# Aires de park&ride



## AberdeenAngus (Jul 26, 2008)

Is it just me or does it seem obvious that there should be Aires de Service at Park & Ride carparks ?


----------



## zulurita (May 9, 2005)

It would be a start.


----------



## GerryD (Sep 20, 2007)

You can at Oxford. In the P&R opposite the C&CC site.
Gerry


----------



## Leapy (May 15, 2005)

And at Canterbury-old Dover Road


----------



## Bob45 (Jan 22, 2007)

*Aires de park & ride*

Also at the CC site at Norich.
Just a 5 minutes walk and free if you are over 60.
Lets have more of them.
Bob


----------



## Grizzly (May 9, 2005)

GerryD said:


> You can at Oxford.
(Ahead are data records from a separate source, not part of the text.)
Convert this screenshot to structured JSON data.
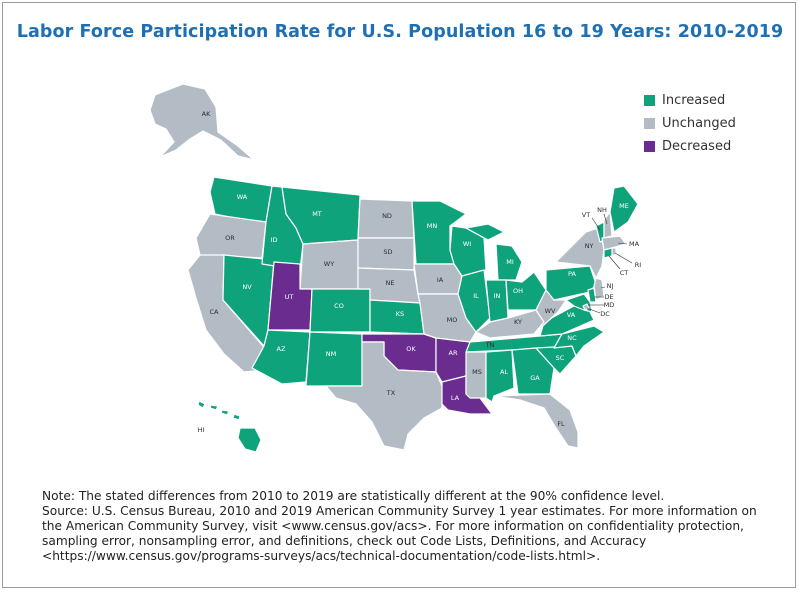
{
  "title": "Labor Force Participation Rate for U.S. Population 16 to 19 Years: 2010-2019",
  "colors": {
    "increased": "#0fa37c",
    "unchanged": "#b3bcc5",
    "decreased": "#6b2c8f"
  },
  "legend": [
    {
      "key": "increased",
      "label": "Increased"
    },
    {
      "key": "unchanged",
      "label": "Unchanged"
    },
    {
      "key": "decreased",
      "label": "Decreased"
    }
  ],
  "states": [
    {
      "abbr": "AK",
      "status": "unchanged"
    },
    {
      "abbr": "HI",
      "status": "increased"
    },
    {
      "abbr": "WA",
      "status": "increased"
    },
    {
      "abbr": "OR",
      "status": "unchanged"
    },
    {
      "abbr": "CA",
      "status": "unchanged"
    },
    {
      "abbr": "NV",
      "status": "increased"
    },
    {
      "abbr": "ID",
      "status": "increased"
    },
    {
      "abbr": "MT",
      "status": "increased"
    },
    {
      "abbr": "WY",
      "status": "unchanged"
    },
    {
      "abbr": "UT",
      "status": "decreased"
    },
    {
      "abbr": "CO",
      "status": "increased"
    },
    {
      "abbr": "AZ",
      "status": "increased"
    },
    {
      "abbr": "NM",
      "status": "increased"
    },
    {
      "abbr": "ND",
      "status": "unchanged"
    },
    {
      "abbr": "SD",
      "status": "unchanged"
    },
    {
      "abbr": "NE",
      "status": "unchanged"
    },
    {
      "abbr": "KS",
      "status": "increased"
    },
    {
      "abbr": "OK",
      "status": "decreased"
    },
    {
      "abbr": "TX",
      "status": "unchanged"
    },
    {
      "abbr": "MN",
      "status": "increased"
    },
    {
      "abbr": "IA",
      "status": "unchanged"
    },
    {
      "abbr": "MO",
      "status": "unchanged"
    },
    {
      "abbr": "AR",
      "status": "decreased"
    },
    {
      "abbr": "LA",
      "status": "decreased"
    },
    {
      "abbr": "WI",
      "status": "increased"
    },
    {
      "abbr": "IL",
      "status": "increased"
    },
    {
      "abbr": "MI",
      "status": "increased"
    },
    {
      "abbr": "IN",
      "status": "increased"
    },
    {
      "abbr": "OH",
      "status": "increased"
    },
    {
      "abbr": "KY",
      "status": "unchanged"
    },
    {
      "abbr": "TN",
      "status": "increased"
    },
    {
      "abbr": "MS",
      "status": "unchanged"
    },
    {
      "abbr": "AL",
      "status": "increased"
    },
    {
      "abbr": "GA",
      "status": "increased"
    },
    {
      "abbr": "FL",
      "status": "unchanged"
    },
    {
      "abbr": "SC",
      "status": "increased"
    },
    {
      "abbr": "NC",
      "status": "increased"
    },
    {
      "abbr": "VA",
      "status": "increased"
    },
    {
      "abbr": "WV",
      "status": "unchanged"
    },
    {
      "abbr": "PA",
      "status": "increased"
    },
    {
      "abbr": "NY",
      "status": "unchanged"
    },
    {
      "abbr": "VT",
      "status": "increased"
    },
    {
      "abbr": "NH",
      "status": "unchanged"
    },
    {
      "abbr": "ME",
      "status": "increased"
    },
    {
      "abbr": "MA",
      "status": "unchanged"
    },
    {
      "abbr": "RI",
      "status": "unchanged"
    },
    {
      "abbr": "CT",
      "status": "increased"
    },
    {
      "abbr": "NJ",
      "status": "unchanged"
    },
    {
      "abbr": "DE",
      "status": "increased"
    },
    {
      "abbr": "MD",
      "status": "increased"
    },
    {
      "abbr": "DC",
      "status": "unchanged"
    }
  ],
  "note": "Note: The stated differences from 2010 to 2019 are statistically different at the 90% confidence level.",
  "source": "Source: U.S. Census Bureau, 2010 and 2019 American Community Survey 1 year estimates. For more information on the American Community Survey, visit <www.census.gov/acs>. For more information on confidentiality protection, sampling error, nonsampling error, and definitions, check out Code Lists, Definitions, and Accuracy <https://www.census.gov/programs-surveys/acs/technical-documentation/code-lists.html>."
}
In the P&R opposite the C&CC site.
> Gerry


There is parking for motorhomes at the Redbridge P&R in Oxford but absolutely NO OVERNIGHTING !

I'm in contact with the powers that be ( from 1st October this has been Oxfordshire County Council) but I reckon hell will freeze over before it becomes permissable to park overnight there !

At the moment all I want is for them to signpost it from the A34 and the ring road. There are currently, not signs at all so it is not surprising that hardly anyone uses it .

G


----------



## ruthiebabe (Aug 16, 2005)

I have always agreed with Aberdeen Angus that it is a completely missed opportunity, and I simply don't understand why councils won't look at it at least in the name of tourism. If it's travellers they are worried about then simply make a small nightly charge by ticket.


----------



## JockandRita (Jun 1, 2005)

Leapy said:


> And at Canterbury-old Dover Road


New Dover Road.

Hi Leapy,

It's a great service, and very safe overnighting, isn't it?

Regards,

Jock.


----------



## PIEDODGER (Aug 22, 2008)

see mhs parked up in the ones in Edinburgh BUT the one I believe at New Craighall is owned by the railway so diff regs may apply. Click >>> http://www.motorhomeparking.co.uk/scot.htm


----------